ACT in PcbAP Medication Sessions
During ACT medication sessions, therapists work primarily as supportive guides, yet continue to build their ACT-based clinical formulations by listening to client reported themes, narratives, and insights evoked during the psilocybin experience.3 In addition, ACT therapists continue to identify and clarify treatment targets, paying particular attention to client reports of experiential avoidance, self-as-context, e.g. transcendent experiences, and present moment awareness (Figure 1).
ACT in PcbAP Integration Sessions
During integration sessions, ACT therapists work with clients to translate the therapeutic insights of psychedelic sessions into concrete emotional and behavioral change.3 For example, therapists may highlight narratives, themes, and insights that emerged during medication sessions, noting instances of psychological flexibility and inflexibility.2,3 Or therapists may use the ACT Hexaflex in session while exploring with clients when and how the psilocybin experience brought ACT processes to awareness.
Other more direct interventions may also be used.

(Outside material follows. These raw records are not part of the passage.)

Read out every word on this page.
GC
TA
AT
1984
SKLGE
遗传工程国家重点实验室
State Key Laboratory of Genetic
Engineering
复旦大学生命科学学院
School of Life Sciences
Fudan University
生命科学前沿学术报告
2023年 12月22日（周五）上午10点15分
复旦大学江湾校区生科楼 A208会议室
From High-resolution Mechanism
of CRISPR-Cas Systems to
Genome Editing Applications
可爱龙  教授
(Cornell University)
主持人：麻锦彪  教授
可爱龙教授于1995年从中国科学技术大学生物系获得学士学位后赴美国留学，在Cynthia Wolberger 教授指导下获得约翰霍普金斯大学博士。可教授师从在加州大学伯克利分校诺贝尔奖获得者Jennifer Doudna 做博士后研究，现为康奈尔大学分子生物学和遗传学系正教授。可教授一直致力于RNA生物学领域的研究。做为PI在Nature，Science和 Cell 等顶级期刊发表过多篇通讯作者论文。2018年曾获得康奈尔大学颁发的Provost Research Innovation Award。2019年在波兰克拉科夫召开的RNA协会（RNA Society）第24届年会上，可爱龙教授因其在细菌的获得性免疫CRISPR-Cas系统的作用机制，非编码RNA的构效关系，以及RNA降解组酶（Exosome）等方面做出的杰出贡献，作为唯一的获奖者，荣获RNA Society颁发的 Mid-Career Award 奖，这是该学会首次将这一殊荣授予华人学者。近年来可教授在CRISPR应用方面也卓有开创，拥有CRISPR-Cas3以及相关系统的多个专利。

For example, mindfulness exercises may be introduced and the therapist may work with clients through ACT-specific metaphor to synthesize the psilocybin experience and bring about lasting change.2,3 In particular, insights obtained during the psilocybin experience around personal values become particularly salient, and therapists may work to help clients take committed action and begin living in accordance with their values.
Conclusion: The Integration of ACT and PcbAP
This two-part series explored the theoretical and technical integration of ACT and PcbAP as outlined in the Yale Manual for Psilocybin-Assisted Therapy of Depression. The Yale Manual was constructed to provide a therapeutic framework to facilitate the integration of PcbAP and ACT in the clinical and research setting, and to underscore the technical and theoretical synergy between the two. The PcbAP and ACT approach is innovative and synergistic, as both promote psychological flexibility, perhaps especially so, when integrated into a unified therapeutic protocol.
While combining antidepressant medication and evidence-based psychotherapy is a common practice in the treatment of depression, the two treatments typically follow independent treatment courses. In contrast, the Yale Manual provides an innovative and integrative protocol for medication-assisted psychotherapy, where psychotherapy works to synergistically amplify and optimize the therapeutic benefit of the psilocybin experience. As researchers continue to lay the empirical foundation for the clinical integration of PcbAP and ACT, many clinicians and clients are eagerly awaiting the wide-spread availability of this novel therapeutic approach as a promising treatment for depression.